Moscow's 'winning streak'

According to columnist William Safire and other expounders and defenders of the new Reagan foreign policies, the real purpose behind the "guns to Salvador" policy has little to do with El Salvador itself, but a great deal to do with an attempt "to break the communist winning streak."

That would be an admirable purpose if the premise were correct, i.e., that there has been a "winning streak" moving the Soviet Union toward a rising range of influence in the world.

But has there been any such winning streak?

Have the Soviets won control over Afghanistan? At latest reports the Afghans continue to show vigorous resistance to being Sovietized. The shooting goes on 24 hours a day. The conquest is so far from complete that the Kremlin has even been putting out feelers toward a possible compromise solution of their relations with Afghanistan.

Does the Kremlin exert as much control over the members of the Warsaw Pact as it did during the heyday of the Soviet Empire? Poland is today a pluralistic state in which the church, the unions, the students, and the farmers by common interest share power with the communist party. The party is no longer able to rule absolutely as is supposed to be the case in any orthodox communist country. As a matter of fact it can only rule with the consent of the other power centers in the country.

And, more important still, Moscow has not dared to suppress this heresy against its doctrines and methods.

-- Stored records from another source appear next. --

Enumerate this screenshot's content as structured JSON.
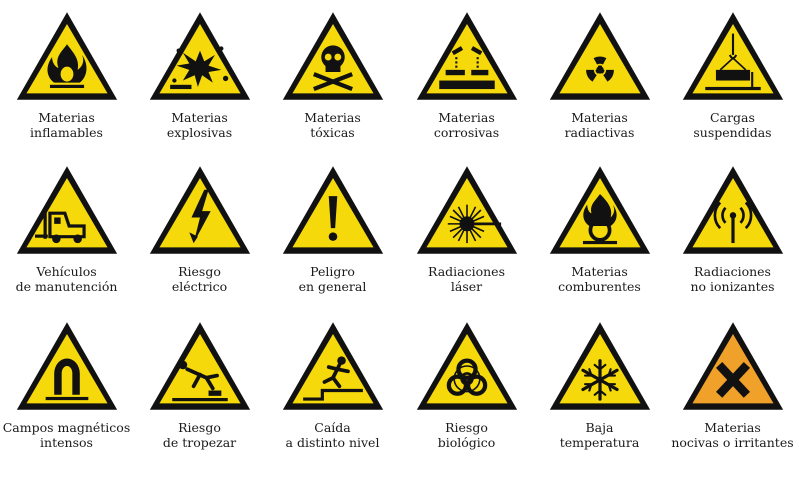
{
  "signs": [
    {
      "line1": "Materias",
      "line2": "inflamables",
      "icon": "flame-icon"
    },
    {
      "line1": "Materias",
      "line2": "explosivas",
      "icon": "explosion-icon"
    },
    {
      "line1": "Materias",
      "line2": "tóxicas",
      "icon": "skull-crossbones-icon"
    },
    {
      "line1": "Materias",
      "line2": "corrosivas",
      "icon": "corrosive-icon"
    },
    {
      "line1": "Materias",
      "line2": "radiactivas",
      "icon": "radiation-icon"
    },
    {
      "line1": "Cargas",
      "line2": "suspendidas",
      "icon": "suspended-load-icon"
    },
    {
      "line1": "Vehículos",
      "line2": "de manutención",
      "icon": "forklift-icon"
    },
    {
      "line1": "Riesgo",
      "line2": "eléctrico",
      "icon": "lightning-bolt-icon"
    },
    {
      "line1": "Peligro",
      "line2": "en general",
      "icon": "exclamation-icon"
    },
    {
      "line1": "Radiaciones",
      "line2": "láser",
      "icon": "laser-icon"
    },
    {
      "line1": "Materias",
      "line2": "comburentes",
      "icon": "oxidizer-icon"
    },
    {
      "line1": "Radiaciones",
      "line2": "no ionizantes",
      "icon": "non-ionizing-radiation-icon"
    },
    {
      "line1": "Campos magnéticos",
      "line2": "intensos",
      "icon": "magnet-icon"
    },
    {
      "line1": "Riesgo",
      "line2": "de tropezar",
      "icon": "trip-hazard-icon"
    },
    {
      "line1": "Caída",
      "line2": "a distinto nivel",
      "icon": "fall-hazard-icon"
    },
    {
      "line1": "Riesgo",
      "line2": "biológico",
      "icon": "biohazard-icon"
    },
    {
      "line1": "Baja",
      "line2": "temperatura",
      "icon": "snowflake-icon"
    },
    {
      "line1": "Materias",
      "line2": "nocivas o irritantes",
      "icon": "harmful-x-icon"
    }
  ],
  "colors": {
    "warning_yellow": "#f5d90a",
    "harmful_orange": "#f0a12a",
    "black": "#111111"
  }
}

Control over Poland is today exercised only by the power of the Soviet Army and that decisive power has not been used because the results might have been more damaging to the overall interests of the Soviet state than the gains.

There have been two phases in history since World War II when Moscow controlled a dangerously extensive (to others) proportion of the Earth's surface.

The first was from the signing of the Soviet alliance with mainland China in 1950 which ended abruptly in 1960. This overlapped with Soviet influence in Indonesia which dated from 1958 to 1965 when it ended in a revolution which virtually wiped out the local communist party. There was also overlap with major Soviet influence in Iraq which began in 1958 and lasted until 1973. Since then Iraq has been working its way, somewhat cautiously, back into a neutal position between the great powers.

By now the three countries which gave Moscow such an enormous range of influence in the '50s and '60s have all pulled well away from the Soviet sphere of influence. The Soviet-Chinese frontier is heavily armed. The Soviets man it with 46 divisions -- a substantial proportion of their armed force.

A second phase of disproportionate Soviet influence came when both India and Egypt turned to Moscow for military, technical, and economic aid. India was virtually an ally of the Soviet Union from 1962 to 1977. The "special relationship" ended abruptly in 1977 when Morarji Desai defeated Indira Gandhi for the prime ministry. It was not revived when Mrs. Gandhi returned to power. The Soviet invasion of Afghanistan shocked India into decisive neutrality, and even into groping for a revival of normal relations with China.

Egypt's pro-Soviet period began in 1956 when Britain, France, and Israel invaded Egypt. It ended in 1972 when President Anwar al-Sadat expelled Soviet troops and turned to Washington for economic and military support.

In the meantime there have been other lesser changes affecting the balance of power in the world. In 1977 the revolutionary government of Col. Mengistu Haile Mariam in Ethiopia broke off the older relationship with the US and signed up with Moscow. But this caused Somalia, which had been a Soviet client, to switch sides and turn to Washington. In 1975 both Angola and Mozambique signed up with Moscow.

There are now 15 countries in the world which at one time were members of the Soviet power system, but have broken away from it. The most important are China , India, Indonesia, Egypt, and Yugoslavia. The others are: Albania, Algeria, Bangladesh, Ghana, Guinea, Iraq, Mali, Somalia, Sudan, and North Yemen.

Moscow today controls about 6 percent of the population of the world and about 5.5 percent of the gross national product (apart from the USSR). In terms of power it stands today at about 20 percent against 70 percent for the Western democracies plus Japan and China. The trend of Soviet influence has been declining since India pulled away. It is of course far below its peak when both China and Indonesia were in the Soviet orbit.

The idea that Moscow has been enjoying a "winning streak" is not based on fact. It probably belongs under a listing of pious beliefs.